Когда я был произведением искусства (Шмитт) - страница 13

— Итак, что скажете?

— Ну, знаете…

— Абсолютно никакой связи, не так ли?

— Ну… вроде, так.

Поскольку Зевс-Питер-Лама с чрезвычайно довольным видом сам это произнес, опередив меня, я с легкостью мог согласиться.

— Нет, никакой связи здесь не наблюдается…

На подиуме стояли три молодые женщины, в то время как на картине был изображен огромный помидор.

— Вы действительно увидели в них… это? — осмелился спросить я.

— Что?

— Помидор.

— Где вы видите помидор?

— На вашем холсте.

— Это не помидор, идиот, это красное воплощение утробы.

Я притих. Не угадав, что речь идет о красном воплощении утробы, я почувствовал, что наша беседа сходу стала не клеиться.

— С какой стати вы вдруг вообразили, клоун несчастный, что я буду писать то, что стоит у меня перед глазами и что заметно всем окружающим?

— А для чего тогда вы берете моделей?

— Моделей? Этих селедок? Мне вообще интересно знать, моделью чего они вообще могут служить!

Он в ярости плюнул на палитру. Хотя ярость продолжала кипеть в его душе, он начинал понемногу успокаиваться.

— Модели! — буркнул он. — Чтобы Зевс-Питер-Лама нуждался в моделях! Скажите-ка на милость, давайте уж вернемся в средневековье! Нет, это какой-то кошмар…

Он швырнул кисти.

— Все, закончили! — заорал он на девушек. — Можете одеваться!

Суетясь, модели в спешке набросили на себя то, что условно можно было назвать одеждой, и, не пикнув ни слова, выбежали из мастерской Зевса, метавшего гром и молнии.

Гениальный творец медленно обвел меня взглядом с головы до ног. Нехороший огонек загорелся в его темных зрачках.

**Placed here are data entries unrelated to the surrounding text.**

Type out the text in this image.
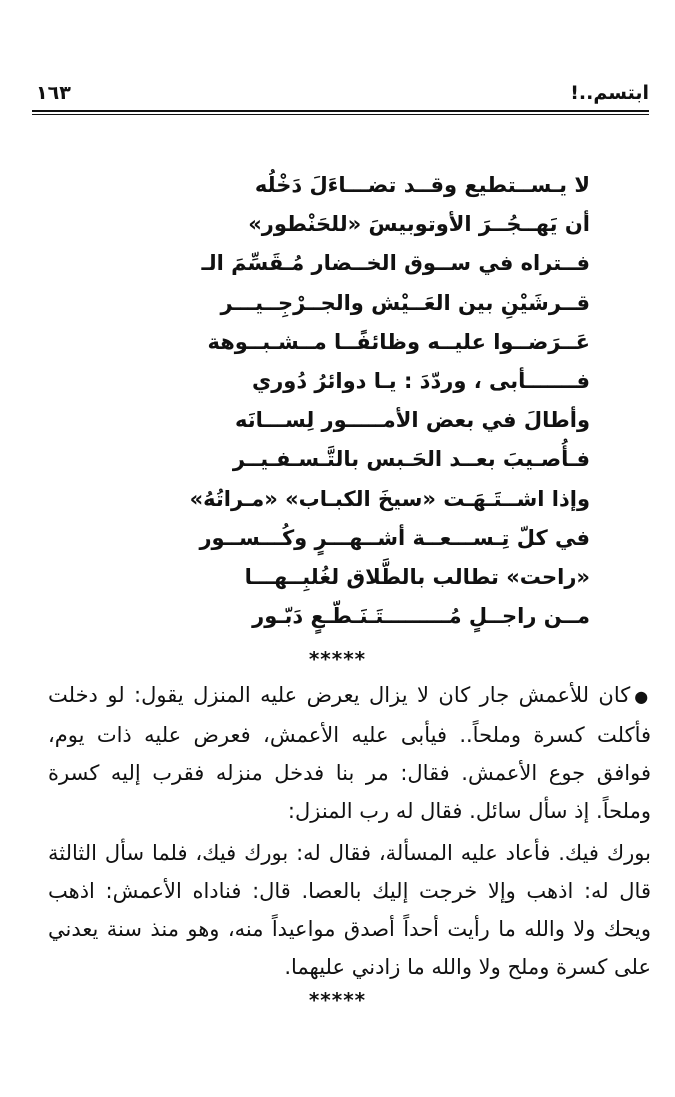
ابتسم..!
١٦٣
لا يـســتطيع وقــد تضـــاءَلَ دَخْلُه
أن يَهــجُــرَ الأوتوبيسَ «للحَنْطور»
فــتراه في ســوق الخــضار مُـقَسِّمَ الـ
قــرشَيْنِ بين العَــيْش والجــرْجِــيـــر
عَــرَضــوا عليــه وظائفًــا مــشـبــوهة
فـــــــأبى ، وردّدَ : يـا دوائرُ دُوري
وأطالَ في بعض الأمـــــور لِســـانَه
فـأُصـيبَ بعــد الحَـبس بالتَّـسـفـيــر
وإذا اشــتَـهَـت «سيخَ الكبـاب» «مـراتُهُ»
في كلّ تِـســـعــة أشــهـــرٍ وكُـــســور
«راحت» تطالب بالطَّلاق لغُلبِــهـــا
مــن راجــلٍ مُـــــــــتَـنَـطّـعٍ دَبّـور
*****
●كان للأعمش جار كان لا يزال يعرض عليه المنزل يقول: لو دخلت فأكلت كسرة وملحاً.. فيأبى عليه الأعمش، فعرض عليه ذات يوم، فوافق جوع الأعمش. فقال: مر بنا فدخل منزله فقرب إليه كسرة وملحاً. إذ سأل سائل. فقال له رب المنزل:
بورك فيك. فأعاد عليه المسألة، فقال له: بورك فيك، فلما سأل الثالثة قال له: اذهب وإلا خرجت إليك بالعصا. قال: فناداه الأعمش: اذهب ويحك ولا والله ما رأيت أحداً أصدق مواعيداً منه، وهو منذ سنة يعدني على كسرة وملح ولا والله ما زادني عليهما.
*****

— Просто поразительно, до какой степени сложно зацепиться за вас взглядом. Можно сказать, вы лишены малейшего рельефа. Вы — плоски.

— Я знаю.

— Вас словно нарисовали на ровной доске. И к тому же, когда я говорю «нарисовали»… Во всяком случае, не я рисовал. Да и краска уже поистерлась…

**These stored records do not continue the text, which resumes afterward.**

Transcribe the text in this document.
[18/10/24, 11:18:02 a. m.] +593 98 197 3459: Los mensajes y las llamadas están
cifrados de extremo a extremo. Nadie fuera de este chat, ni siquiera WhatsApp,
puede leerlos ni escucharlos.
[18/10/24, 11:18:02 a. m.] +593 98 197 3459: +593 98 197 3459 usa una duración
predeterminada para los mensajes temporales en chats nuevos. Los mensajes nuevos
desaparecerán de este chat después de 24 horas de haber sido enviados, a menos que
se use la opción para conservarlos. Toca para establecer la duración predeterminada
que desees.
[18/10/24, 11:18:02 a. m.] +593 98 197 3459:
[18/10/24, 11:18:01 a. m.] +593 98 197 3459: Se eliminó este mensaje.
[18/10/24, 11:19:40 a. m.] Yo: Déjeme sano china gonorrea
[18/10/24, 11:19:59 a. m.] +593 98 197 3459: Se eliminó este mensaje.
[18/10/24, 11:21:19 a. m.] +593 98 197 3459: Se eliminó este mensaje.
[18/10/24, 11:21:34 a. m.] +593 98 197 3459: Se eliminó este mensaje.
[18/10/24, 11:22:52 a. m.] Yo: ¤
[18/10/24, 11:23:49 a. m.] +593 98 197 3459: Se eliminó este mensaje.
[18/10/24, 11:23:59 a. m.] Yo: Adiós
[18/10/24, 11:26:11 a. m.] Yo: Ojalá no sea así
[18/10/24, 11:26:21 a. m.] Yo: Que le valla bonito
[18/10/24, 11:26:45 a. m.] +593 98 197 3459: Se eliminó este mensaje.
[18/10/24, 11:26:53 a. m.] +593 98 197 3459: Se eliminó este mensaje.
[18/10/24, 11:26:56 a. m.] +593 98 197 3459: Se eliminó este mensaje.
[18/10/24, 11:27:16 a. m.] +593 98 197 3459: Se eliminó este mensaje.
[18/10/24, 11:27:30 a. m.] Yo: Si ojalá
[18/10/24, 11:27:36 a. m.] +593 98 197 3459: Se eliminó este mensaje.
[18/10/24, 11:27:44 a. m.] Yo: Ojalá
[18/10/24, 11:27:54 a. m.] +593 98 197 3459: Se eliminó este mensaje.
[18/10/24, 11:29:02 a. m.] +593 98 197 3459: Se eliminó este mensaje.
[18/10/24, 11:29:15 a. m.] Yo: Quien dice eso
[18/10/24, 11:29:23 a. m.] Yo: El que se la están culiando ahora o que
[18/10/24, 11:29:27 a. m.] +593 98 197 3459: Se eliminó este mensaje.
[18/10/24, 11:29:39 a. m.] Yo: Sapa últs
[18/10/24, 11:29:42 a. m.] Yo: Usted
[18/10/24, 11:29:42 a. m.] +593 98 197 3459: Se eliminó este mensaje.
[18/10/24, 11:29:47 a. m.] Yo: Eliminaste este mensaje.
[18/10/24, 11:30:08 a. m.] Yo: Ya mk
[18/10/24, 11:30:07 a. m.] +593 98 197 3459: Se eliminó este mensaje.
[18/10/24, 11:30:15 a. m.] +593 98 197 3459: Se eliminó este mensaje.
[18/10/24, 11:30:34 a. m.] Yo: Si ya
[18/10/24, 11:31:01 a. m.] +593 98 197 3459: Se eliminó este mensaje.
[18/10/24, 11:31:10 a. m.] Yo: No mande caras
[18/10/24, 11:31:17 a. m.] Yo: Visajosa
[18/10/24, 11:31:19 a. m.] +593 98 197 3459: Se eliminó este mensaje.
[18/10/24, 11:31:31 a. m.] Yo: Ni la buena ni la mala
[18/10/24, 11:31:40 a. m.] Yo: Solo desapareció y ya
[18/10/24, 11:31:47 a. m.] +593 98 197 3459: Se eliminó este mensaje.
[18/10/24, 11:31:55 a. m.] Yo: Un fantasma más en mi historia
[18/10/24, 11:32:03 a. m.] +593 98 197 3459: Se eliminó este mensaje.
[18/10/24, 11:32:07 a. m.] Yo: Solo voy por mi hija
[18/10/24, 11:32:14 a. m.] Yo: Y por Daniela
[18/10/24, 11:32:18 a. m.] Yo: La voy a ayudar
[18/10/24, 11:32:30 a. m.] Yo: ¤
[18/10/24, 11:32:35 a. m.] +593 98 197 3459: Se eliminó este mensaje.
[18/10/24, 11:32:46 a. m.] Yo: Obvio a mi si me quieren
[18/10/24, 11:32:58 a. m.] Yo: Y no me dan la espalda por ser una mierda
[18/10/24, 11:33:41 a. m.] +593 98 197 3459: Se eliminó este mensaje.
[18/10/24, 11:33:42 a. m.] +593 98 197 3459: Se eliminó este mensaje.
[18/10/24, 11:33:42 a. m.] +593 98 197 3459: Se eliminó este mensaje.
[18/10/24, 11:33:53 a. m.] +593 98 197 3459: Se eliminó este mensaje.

Убедившись, что его замечания причиняют мне боль, он расхохотался: к нему вернулось хорошее настроение.

— Вы никогда не мечтали о том, чтобы быть некрасивым?

— Мечтал и очень часто, — ответил я со слезами, щекотавшими мне веки. — Это уже хоть какое-то разнообразие в жизни.

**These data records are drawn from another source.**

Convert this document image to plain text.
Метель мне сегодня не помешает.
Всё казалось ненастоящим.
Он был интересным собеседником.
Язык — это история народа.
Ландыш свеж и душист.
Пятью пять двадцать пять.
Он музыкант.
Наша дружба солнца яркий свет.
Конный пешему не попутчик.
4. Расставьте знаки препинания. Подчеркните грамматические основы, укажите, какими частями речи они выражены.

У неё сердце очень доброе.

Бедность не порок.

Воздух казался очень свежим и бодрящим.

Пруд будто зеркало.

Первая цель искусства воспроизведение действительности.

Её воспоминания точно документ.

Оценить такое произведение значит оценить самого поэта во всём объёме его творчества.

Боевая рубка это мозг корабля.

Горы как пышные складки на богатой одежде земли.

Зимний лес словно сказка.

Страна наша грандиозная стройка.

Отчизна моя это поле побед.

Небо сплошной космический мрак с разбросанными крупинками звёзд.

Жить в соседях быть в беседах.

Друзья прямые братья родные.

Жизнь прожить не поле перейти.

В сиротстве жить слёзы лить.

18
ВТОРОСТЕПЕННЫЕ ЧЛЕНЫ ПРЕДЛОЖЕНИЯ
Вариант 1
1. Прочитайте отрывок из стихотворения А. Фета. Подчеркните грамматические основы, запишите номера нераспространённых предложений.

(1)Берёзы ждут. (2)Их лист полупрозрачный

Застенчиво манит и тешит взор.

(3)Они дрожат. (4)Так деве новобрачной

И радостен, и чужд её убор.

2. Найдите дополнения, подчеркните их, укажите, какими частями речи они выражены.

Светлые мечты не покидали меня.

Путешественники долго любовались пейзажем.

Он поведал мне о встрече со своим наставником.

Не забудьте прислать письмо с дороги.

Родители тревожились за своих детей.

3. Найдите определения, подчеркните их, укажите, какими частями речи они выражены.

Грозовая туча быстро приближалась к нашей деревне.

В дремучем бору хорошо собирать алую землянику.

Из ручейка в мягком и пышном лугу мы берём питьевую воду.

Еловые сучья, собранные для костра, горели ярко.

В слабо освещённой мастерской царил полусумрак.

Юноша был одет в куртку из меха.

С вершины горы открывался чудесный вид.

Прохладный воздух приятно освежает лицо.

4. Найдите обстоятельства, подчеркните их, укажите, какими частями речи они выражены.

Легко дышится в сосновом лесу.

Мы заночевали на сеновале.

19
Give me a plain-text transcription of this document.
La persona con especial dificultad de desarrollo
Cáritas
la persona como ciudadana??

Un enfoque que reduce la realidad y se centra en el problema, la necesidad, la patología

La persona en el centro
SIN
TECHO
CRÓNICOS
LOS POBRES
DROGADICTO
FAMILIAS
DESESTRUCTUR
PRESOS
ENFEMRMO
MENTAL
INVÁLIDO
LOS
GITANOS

Он с сочувствием потрепал меня по плечу.

— Совершенно верно. Если нельзя выбрать красоту, то лучше остановиться на уродстве. Без всяких сомнений. Пусть безобразное лицо не обладает привлекательностью, но все равно оно привлекает внимание, вызывает пересуды, вы выходите из тени, безымянность улетучивается, и перед вами открывается дорога — да что там дорога! — настоящая автострада!

Некрасивый человек может только расти в своей славе. Он — кладезь бесконечных сюрпризов. Он будет столь же соблазнительным, сколь лишен соблазнительности. Его речи будут настолько цветисты и утонченны, что ему лучше не закрывать рта. Он будет более смелым, решительным, подвижным, в нем будет больше страсти, лести, опьяняющей удали, великодушия, — другими словами, он сможет действовать гораздо эффективнее. Некрасивые любовники — лакомый кусочек. Страшилища всегда одерживают верх в любви. Впрочем, любому стоит только оглянуться вокруг и он заметит не одну женщину, которая вышла замуж за орангутанга. Как, впрочем, и атлетически сложенные мужчины, достойные эталонов древнегреческой скульптуры, связали себя брачными узами с ужасными мартышками. И деньги здесь ни при чем. Красота — это проклятье, которое порождает лишь лень и безразличие. Безобразность — это благословение, которое делает человека исключительным и может уготовить ему поразительную судьбу. Вы никогда не думали о том, чтобы обезобразить себя?